Madrid 2025
Hace un cuarto de siglo, en el año 2000, la ciudad de Madrid se hallaba al borde del colapso circulatorio, los vehículos de motor atrapados en kilométricos embotellamientos envenenaban la atmósfera y un clamor apocalíptico de bocinas estridentes hería el aire, y en cada semáforo, y en cada cruce, un coro de sirenas varadas gemía de impotencia; los ciudadanos más pacíficos se transformaban en violentos energúmenos cada vez que se veían obligados a tomar el volante y los sufridos peatones se jugaban el tipo en las aceras invadidas y en las calzadas, donde los automóviles y las motocicletas imponían la ley del más fuerte. El piadoso alcalde Álvarez del Manzano se encomendaba a la Virgen y encargaba, a la buena de Dios, túneles y obras que pese a la mediación celestial quedaban obsoletas antes de su culminación. Ni las plegarias, ni las excavadoras, el programa de don José María se revelaba insuficiente, se necesitaba un verdadero plan de choque, y para ponerlo en práctica hasta sus últimas consecuencias, el pragmático Alberto Ruiz-Gallardón cambiaba la presidencia comunitaria por la alcaldía y Esperanza Aguirre, a trancas y tránsfugas, ocupaba su lugar. Pese a sus sonadas diferencias, los adalides populares colaborarían en la puesta en marcha de un ambicioso plan secreto que iba a cambiar para siempre el aspecto de la capital con una cirugía devastadora y agresiva: destruir para reconstruir, no dejar piedra sin remover, excavar, tunelar, talar, arrasar con colosales obras públicas el suelo y el subsuelo de la urbe, ubre ubérrima para las grandes empresas de construcción y sus intermediarios y comisionistas.
En el otoño de 2005, una giganta mal llamada Dulcinea, la tuneladora más grande del mundo, "alta como una casa de cinco pisos y tan larga como el Santiago Bernabéu" decía este periódico, comenzó a perforar y a revestir el túnel sur de la M-30. El nuevo túnel, aseguraba el alcalde en vena profética, reduciría los accidentes de tráfico exactamente en un 50% y ahorraría a sus usuarios 1,5 kilómetros de recorrido, menos da una piedra. En superficie quedarían 16 carriles y en las inmediaciones miles de vecinos indignados por los daños a la salud provocados por la magna obra. Las quejas y protestas de los ciudadanos, incomprensivos con los grandes proyectos municipales, surgían por los cuatro costados. En el colmo de la insolidaridad, protestaban, por ejemplo, los vecinos realojados de las casas afectadas por la construcción del Circo Estable, una institución tan necesaria, vital podríamos decir, para la cultura madrileña, y de cada árbol talado, y fueron miles, ecologistas ilusos hicieron un mártir.

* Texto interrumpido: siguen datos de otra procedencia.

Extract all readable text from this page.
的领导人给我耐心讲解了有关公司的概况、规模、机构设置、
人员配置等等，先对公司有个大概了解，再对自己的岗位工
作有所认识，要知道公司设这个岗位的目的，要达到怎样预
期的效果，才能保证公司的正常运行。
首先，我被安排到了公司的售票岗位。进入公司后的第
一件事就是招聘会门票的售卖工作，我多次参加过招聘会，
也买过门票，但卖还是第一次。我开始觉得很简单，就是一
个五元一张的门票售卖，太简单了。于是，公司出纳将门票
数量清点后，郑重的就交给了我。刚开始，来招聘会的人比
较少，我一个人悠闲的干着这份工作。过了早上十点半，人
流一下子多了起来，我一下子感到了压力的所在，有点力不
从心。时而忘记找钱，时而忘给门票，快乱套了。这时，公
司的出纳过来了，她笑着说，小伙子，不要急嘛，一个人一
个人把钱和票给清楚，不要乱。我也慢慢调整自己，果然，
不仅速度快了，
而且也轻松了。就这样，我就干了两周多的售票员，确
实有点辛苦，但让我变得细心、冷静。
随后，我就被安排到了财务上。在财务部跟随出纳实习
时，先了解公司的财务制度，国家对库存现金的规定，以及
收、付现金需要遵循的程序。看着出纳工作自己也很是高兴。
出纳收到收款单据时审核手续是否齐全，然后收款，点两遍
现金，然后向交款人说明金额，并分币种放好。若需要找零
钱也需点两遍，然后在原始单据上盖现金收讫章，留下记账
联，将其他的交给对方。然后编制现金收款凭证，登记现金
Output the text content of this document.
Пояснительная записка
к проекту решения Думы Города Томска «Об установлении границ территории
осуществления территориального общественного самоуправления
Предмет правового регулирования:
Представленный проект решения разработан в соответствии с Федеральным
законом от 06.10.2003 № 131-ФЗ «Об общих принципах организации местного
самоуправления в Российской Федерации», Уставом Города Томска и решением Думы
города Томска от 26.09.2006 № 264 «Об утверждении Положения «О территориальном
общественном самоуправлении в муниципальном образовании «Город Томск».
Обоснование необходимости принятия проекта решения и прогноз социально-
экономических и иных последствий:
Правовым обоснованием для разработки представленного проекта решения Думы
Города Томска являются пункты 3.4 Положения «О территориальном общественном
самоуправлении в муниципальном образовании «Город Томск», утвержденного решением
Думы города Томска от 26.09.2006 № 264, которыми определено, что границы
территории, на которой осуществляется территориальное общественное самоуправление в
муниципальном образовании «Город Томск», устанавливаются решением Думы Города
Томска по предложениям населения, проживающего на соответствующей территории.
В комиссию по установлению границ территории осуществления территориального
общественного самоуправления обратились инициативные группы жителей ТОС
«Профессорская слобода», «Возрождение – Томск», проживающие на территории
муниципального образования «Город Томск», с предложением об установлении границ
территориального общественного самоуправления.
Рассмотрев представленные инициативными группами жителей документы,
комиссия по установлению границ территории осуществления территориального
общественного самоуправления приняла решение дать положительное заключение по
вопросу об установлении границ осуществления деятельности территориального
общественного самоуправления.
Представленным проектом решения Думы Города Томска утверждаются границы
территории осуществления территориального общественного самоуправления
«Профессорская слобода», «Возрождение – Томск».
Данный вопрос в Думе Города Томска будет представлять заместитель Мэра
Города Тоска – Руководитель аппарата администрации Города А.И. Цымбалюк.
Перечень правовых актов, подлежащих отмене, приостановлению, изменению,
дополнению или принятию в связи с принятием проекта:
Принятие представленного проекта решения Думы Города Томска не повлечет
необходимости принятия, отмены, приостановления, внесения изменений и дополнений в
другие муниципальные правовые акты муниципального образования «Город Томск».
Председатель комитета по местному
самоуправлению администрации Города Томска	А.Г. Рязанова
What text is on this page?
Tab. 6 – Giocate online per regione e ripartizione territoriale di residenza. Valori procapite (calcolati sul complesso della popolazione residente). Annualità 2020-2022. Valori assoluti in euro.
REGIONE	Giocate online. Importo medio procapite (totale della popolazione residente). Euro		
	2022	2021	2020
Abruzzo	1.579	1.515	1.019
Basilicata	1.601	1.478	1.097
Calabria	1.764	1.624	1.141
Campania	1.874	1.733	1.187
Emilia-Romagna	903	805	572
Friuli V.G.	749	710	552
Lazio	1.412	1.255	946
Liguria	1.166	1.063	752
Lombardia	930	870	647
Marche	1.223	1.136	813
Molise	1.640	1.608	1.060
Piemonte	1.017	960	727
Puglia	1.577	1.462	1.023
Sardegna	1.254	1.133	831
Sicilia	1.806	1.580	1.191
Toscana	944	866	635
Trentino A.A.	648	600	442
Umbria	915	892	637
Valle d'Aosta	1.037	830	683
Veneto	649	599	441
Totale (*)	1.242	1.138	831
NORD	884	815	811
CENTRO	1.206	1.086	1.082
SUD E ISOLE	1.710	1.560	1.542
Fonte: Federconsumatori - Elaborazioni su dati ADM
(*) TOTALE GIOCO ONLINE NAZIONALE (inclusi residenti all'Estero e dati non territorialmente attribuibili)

Dulcinea y sus hermanas y parientes siguieron su insomne labor perforadora, haciendo oídos sordos a tanta plañidera urbana y a tanto sufridor en casa; Ruiz-Gallardón continuó su ciclópea tarea.
Su rival y correligionaria Esperanza Aguirre colaboraría con iniciativas audaces y visionarias como hacer pasar la M-50, soterrada, eso sí, por el monte de El Pardo. Pronto los nuevos nudos de las autopistas de la zona se anudarían en una laberíntica trama a prueba de GPS por la frecuencia de las desviaciones y remodelaciones. No se trataba de comunicar Madrid, sino de incomunicar a sus ciudadanos y disuadirlos de salir, o entrar, con sus automóviles en la ciudad. "Dejad toda esperanza antes de entrar" sería el lema que sustituiría al "estamos en obras, perdonen las molestias" en las entradas de la urbe convertida en ratonera. En otro ingenioso ardid disuasorio, el ingenioso Alberto duplicó en 2006 la tasa de vado de garajes públicos y privados al tiempo que un bosque de parquímetros crecía en los alcorques de los árboles arrancados.
Ya saben cómo acabó todo. Miles de madrileños flaquearon ante tanta presión, se mudaron y descongestionaron voluntariamente el centro de la urbe en el que hoy quedan poquísimos y selectos vecinos. La pequeña tasa que hoy cobra el Ayuntamiento a los no residentes por visitar la ciudad histórica o acceder a los hipercentros comerciales de la Gran Vía los fines de semana, se paga con gusto. Las estatuas de Esperanza y Alberto que se dan la espalda en la Puerta del Sol, cuya remodelación terminará este año, están bien merecidas y aparecen cubiertas de flores todas las mañanas.